The breeze is cool this morning. Hot coffee, as opposed to iced, has crossed my mind. In years past, Labor Day did not signal the end of summer, but Chicago is on a slightly different schedule than the rest of the Midwest. We may have another hot spell, but it’s highly improbable. So unlike Columbus, where tomatoes and other delicious members of the nightshade family continue producing into September, Chicago summer gardens are essentially done. What’s grown is grown. It’s time for kale, chard and all those other things that just end up as depressing spindly messes under my green thumb. Yet gardens are a big deal here. There is always some kind of neighborly discourse to be had about what we’re growing.

This year, I stuck with the basics: 4 kinds of tomatoes, cucumbers, bell peppers and various potted herbs. Except for the mint, the herbs grew really well. (Ed. note: I do ask myself how it’s even possible to fuck up mint. I suspect some kind of blight or our premature ravaging of its gifts for mojitos.) Halfway through the season, when the rest of the plants were lagging behind, the herbs gave me hope. Just wait. It’ll all come through. I had this vivid fantasy in my head about caprese and puttanesca and cucumber salad. I held back the full brunt of my seasonal cooking urges, eschewing the subpar offerings at our humble grocery store for what, in theory, would be flooding forth from my garden.
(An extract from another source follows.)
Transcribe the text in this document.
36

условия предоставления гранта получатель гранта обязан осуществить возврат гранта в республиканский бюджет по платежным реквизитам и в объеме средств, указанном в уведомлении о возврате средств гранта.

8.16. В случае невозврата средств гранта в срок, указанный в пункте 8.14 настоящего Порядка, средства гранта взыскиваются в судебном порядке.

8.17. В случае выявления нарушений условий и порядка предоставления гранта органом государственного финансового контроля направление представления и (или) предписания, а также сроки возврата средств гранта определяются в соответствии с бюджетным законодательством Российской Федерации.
But here we are with a dozen mediocre plum tomatoes and one very small Cherokee Purple on the counter.

When confronted with repeated failure, I often turn philosophical. After last summer’s “meh” growing season, I worked a vaguely animist theory of a damned earth to explain why nothing grew. This was supported by the fact that no one else’s garden flourished in any noteworthy way, except my parents’ in Columbus; nevermind that my dad has a compost heap. This year, my thoughts have turned away from the earth toward the socio-economic. Why is it so goddamned hard to get a decent tomato in Chicago in the height of the growing season? Chain groceries are excused from this question because we all know that those tomatoes come from a lab in California. Those that can be held accountable are the pickup trucks on the corner, the small grocers and the farmer’s markets. Why are your tomatoes so expensive in the middle of August? And why does the quality of these jewels not reflect the price? We could sit here and mull over the late start to the growing season, the weeks of rain punctuated by suffocating, filthy heat, but it doesn’t sufficiently explain what looks more and more like a feudal food economy in our beloved, bitchy Windy City.

Why you no give me good tomatoes, Chicago? Are they only reserved for those Gold Coasters and Northshore folks who never cook anyway? Apparently they are.